Wilfrid Noyce - Early Climbing

Early Climbing

By the age of eighteen, Noyce was already a fine climber, from 1935 regularly climbing with John Menlove Edwards of Liverpool. Before the Second World War, he helped Edwards to produce rock climbing guides to the crags of Tryfan and Lliwedd in Snowdonia. Like other leading British climbers of the prewar period, such as Mallory, Jack Longland, Ivan Waller and A. B. Hargreaves, Noyce became a protégé of Geoffrey Winthrop Young, attending his parties at Pen-y-Pass.

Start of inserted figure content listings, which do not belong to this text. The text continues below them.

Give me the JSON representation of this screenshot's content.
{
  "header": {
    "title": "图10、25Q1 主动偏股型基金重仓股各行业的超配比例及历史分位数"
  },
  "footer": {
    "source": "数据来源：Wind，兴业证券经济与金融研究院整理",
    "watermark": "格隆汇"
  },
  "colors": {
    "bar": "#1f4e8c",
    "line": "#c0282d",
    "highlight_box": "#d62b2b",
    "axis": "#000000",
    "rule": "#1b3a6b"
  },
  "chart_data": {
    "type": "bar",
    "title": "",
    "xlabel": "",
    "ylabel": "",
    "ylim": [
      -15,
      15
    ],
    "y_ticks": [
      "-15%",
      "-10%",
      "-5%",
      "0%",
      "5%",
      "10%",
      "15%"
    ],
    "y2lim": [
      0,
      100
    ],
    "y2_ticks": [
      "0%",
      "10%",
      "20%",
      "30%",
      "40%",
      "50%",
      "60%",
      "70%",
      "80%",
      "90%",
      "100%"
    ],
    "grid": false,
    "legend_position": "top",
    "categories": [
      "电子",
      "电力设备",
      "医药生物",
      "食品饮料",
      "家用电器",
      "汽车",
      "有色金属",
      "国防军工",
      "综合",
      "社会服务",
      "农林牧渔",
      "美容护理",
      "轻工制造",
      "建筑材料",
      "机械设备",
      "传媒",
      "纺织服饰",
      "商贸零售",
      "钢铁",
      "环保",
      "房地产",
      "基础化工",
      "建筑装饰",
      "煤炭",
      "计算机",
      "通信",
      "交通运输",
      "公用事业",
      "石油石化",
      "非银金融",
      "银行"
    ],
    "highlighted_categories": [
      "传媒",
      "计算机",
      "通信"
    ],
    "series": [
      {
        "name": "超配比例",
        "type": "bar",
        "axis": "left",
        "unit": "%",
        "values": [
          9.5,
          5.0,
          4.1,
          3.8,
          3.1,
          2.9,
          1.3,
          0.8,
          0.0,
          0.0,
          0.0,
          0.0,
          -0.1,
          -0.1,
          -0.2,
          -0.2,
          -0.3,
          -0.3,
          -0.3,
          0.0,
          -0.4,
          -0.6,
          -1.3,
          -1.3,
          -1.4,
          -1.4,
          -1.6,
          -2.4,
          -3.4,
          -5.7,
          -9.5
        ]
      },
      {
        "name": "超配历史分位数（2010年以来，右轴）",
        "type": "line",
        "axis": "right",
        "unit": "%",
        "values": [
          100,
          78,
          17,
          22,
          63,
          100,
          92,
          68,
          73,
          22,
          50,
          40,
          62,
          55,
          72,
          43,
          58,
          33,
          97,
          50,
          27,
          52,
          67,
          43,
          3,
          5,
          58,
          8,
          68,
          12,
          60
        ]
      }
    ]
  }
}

In the late 1930s, Noyce was one of a small band of Britons climbing at high standards in the Alps. He was well known for his speed and stamina, and in two early alpine seasons, 1937 and 1938, climbing with Armand Charlet or Hans Brantschen as his guide, he made major climbs in very fast times. In 1942, in North Wales, he achieved a non-stop solo climb of 1,370 metres. During this period Noyce wrote that he suffered three serious accidents:

The first was a fall of 200 feet with a damp ledge that came away on the Mickledoor Grooves of Scafell in 1937, when I was nineteen years old. The last, in 1946, found me blown bodily by a gust off an easy rib of Great Gable, onto my leg, which crumpled and broke under me When I returned to the Alps and fells, it was often to introduce boys or to explore new corners. Though I still climbed rock, I preferred to be led at 'Very Severe' standard.

The first fall refers to an incident when he was held on the rope by Edwards after falling, despite damage to the rope.